Quatre réserves naturelles, quatre ambiances
La thèse de Lorena Cisneros Armas a pour titre « Composer avec les outils de protection de la nature : Les relations entre habitants et réserves naturelles en Bretagne ». Elle est supervisée par Frédérique Chlous (UMR Paloc « Patrimoines locaux, environnement et globalisation » du Muséum national d’Histoire naturelle) et Alix Levain (UMR Amure – UBO, CNRS, Ifremer). La recherche est aussi soutenue par l’attribution d’une subvention de recherche du Ministère de la Transition Écologique et de la Région Bretagne.
Depuis 2021, Lorena suit quatre réserves très différentes : celle de Glomel (centre Bretagne, Côtes d’Armor), celle des marais de Sougéal (Ille-et-Vilaine), celles des marais de Séné et de l’île de Groix (Morbihan).
Les objets de ces réserves sont différents : un milieu pauvre de lande et une flore et faune très spécifiques dans la réserve naturelle régionale des landes et marais de Glomel, des marais, des prairies humides qui sont pâturées depuis le Moyen Age dans la réserve naturelle régionale du marais de Sougéal, des vasières, prés-salés, étiers, et surtout les plus grands marais de Bretagne dans la réserve nationale de Séné, et des roches et minéraux remarquables ainsi que des colonies d’oiseaux marins nicheurs dans la réserve naturelle nationale François Le Bail de l’île de Groix.

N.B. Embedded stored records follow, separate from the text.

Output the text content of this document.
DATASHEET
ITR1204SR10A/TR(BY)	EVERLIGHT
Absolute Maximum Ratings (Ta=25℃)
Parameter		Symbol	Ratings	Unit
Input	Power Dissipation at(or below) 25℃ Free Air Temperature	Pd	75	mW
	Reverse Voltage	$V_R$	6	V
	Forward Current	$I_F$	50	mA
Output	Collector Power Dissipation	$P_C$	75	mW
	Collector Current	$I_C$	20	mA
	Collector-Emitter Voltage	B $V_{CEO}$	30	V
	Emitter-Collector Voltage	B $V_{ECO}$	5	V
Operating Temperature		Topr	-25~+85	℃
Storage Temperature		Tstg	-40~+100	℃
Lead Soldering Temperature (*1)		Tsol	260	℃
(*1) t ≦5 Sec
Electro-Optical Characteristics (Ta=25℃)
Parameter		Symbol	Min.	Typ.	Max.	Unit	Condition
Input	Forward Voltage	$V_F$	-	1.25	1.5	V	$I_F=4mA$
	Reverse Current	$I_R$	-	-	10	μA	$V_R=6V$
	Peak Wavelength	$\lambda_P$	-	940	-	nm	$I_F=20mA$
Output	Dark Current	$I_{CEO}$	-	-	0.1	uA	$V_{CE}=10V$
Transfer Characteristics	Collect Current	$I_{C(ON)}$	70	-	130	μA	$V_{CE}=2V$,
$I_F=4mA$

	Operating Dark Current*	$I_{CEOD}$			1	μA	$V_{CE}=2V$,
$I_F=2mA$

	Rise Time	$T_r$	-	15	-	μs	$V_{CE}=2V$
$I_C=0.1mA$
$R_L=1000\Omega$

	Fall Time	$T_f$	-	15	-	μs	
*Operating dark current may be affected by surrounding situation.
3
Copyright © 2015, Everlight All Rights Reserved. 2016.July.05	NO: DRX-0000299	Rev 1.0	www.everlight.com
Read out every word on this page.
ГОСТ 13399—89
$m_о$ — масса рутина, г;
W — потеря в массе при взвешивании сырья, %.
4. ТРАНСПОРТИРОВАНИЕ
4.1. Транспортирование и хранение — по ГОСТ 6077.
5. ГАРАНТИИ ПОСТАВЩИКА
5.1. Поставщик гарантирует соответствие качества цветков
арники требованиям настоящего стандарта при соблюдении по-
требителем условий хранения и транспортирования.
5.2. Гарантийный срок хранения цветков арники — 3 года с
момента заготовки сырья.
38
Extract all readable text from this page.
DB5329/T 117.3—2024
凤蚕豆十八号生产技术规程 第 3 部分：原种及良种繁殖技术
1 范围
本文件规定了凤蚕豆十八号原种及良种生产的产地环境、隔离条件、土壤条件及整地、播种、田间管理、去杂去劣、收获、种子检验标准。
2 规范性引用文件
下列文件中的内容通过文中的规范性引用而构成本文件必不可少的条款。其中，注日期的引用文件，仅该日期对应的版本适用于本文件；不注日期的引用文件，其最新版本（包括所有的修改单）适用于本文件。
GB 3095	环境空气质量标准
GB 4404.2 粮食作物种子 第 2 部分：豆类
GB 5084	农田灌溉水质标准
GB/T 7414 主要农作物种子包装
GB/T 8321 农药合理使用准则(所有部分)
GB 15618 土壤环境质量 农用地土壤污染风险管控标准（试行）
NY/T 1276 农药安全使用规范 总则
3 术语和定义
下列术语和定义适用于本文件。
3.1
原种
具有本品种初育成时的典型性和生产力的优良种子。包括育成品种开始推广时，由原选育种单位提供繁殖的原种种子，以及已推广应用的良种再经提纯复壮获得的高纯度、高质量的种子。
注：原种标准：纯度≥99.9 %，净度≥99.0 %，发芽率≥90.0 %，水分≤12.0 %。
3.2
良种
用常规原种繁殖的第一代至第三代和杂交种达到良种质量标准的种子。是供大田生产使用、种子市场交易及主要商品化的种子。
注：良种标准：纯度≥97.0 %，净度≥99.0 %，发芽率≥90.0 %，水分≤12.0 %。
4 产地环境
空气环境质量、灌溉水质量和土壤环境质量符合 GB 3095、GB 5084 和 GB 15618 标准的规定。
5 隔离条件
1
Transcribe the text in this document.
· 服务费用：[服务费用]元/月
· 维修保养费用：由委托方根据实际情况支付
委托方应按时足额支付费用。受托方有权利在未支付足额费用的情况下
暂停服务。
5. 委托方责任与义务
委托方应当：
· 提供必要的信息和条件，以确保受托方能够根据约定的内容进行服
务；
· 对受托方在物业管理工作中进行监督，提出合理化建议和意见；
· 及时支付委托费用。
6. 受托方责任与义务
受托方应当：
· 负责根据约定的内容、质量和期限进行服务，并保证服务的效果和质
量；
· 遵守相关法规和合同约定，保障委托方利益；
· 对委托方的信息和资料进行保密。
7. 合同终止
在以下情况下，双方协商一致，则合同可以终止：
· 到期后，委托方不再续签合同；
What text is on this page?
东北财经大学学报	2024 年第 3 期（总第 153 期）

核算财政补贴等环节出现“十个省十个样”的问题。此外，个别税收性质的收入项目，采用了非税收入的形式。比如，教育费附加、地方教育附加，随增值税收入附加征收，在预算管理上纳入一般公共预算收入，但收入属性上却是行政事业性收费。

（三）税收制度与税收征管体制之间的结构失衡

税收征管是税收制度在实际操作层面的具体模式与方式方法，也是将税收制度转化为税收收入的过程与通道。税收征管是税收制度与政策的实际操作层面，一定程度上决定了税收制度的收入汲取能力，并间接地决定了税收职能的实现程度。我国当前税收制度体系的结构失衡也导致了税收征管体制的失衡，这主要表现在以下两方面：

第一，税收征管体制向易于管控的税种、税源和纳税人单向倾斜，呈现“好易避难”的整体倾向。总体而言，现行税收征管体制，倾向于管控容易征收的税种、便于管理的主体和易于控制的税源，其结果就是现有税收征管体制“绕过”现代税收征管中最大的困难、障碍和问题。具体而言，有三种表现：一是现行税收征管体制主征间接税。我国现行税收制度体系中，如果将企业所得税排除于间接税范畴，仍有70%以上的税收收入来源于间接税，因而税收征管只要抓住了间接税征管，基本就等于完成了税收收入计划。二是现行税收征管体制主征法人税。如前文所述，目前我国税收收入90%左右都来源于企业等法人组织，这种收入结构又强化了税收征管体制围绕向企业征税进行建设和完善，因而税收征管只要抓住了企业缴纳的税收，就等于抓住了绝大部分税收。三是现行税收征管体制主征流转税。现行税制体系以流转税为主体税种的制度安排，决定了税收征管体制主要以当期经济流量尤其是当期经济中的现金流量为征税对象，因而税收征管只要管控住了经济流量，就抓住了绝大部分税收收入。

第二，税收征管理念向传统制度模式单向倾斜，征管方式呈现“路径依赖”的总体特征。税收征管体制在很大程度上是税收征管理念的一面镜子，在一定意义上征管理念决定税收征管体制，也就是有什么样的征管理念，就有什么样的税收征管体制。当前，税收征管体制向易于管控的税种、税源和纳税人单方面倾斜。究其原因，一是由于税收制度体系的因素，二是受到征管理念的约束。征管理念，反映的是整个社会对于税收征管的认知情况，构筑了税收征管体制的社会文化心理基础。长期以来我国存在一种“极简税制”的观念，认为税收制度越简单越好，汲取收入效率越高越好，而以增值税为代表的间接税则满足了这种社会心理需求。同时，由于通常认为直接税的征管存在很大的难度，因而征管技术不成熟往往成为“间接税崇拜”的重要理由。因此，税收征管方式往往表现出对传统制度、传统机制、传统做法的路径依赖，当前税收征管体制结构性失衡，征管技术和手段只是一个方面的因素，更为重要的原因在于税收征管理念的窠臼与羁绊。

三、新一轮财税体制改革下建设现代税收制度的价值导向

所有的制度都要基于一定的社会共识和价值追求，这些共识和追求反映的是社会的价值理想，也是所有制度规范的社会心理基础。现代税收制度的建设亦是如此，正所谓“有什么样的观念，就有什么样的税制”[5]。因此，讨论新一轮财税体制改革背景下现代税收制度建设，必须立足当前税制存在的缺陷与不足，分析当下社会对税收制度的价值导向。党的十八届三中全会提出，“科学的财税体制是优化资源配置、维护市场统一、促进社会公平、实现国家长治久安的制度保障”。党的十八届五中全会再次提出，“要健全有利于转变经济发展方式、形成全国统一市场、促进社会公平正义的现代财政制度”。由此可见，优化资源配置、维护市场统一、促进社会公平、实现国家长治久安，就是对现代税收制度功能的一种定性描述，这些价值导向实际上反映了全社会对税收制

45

Comprendre en profondeur les interactions entre humains et avec les milieux sauvages
Les modes de gestions, les actrices et acteurs impliqués varient donc aussi d’une réserve à l’autre (et même selon les zones de la réserve), leurs relations aussi, les pratiques locales, les enjeux. Dans le cas de Glomel, on s’interroge par exemple sur la construction proche de la voie express N164 et son impact, sans oublier l’agriculture intensive. À Séné, la chasse est toujours pratiquée sous conditions, l’accès à une partie du marais est payant. À Groix, l’accès est moins limité puisque ce sont surtout les minéraux qui sont protégés. À Sougéal, le ragondin est piégé intensément car il prolifère et est considéré comme destructeur du milieu (en détruisant les berges, il gêne la circulation de l’eau dans la zone).
Le travail de l’anthropologue conduit les humains qui oeuvrent dans ces réserves à s’interroger sur ces pratiques et peut, incidemment, apaiser des conflits locaux.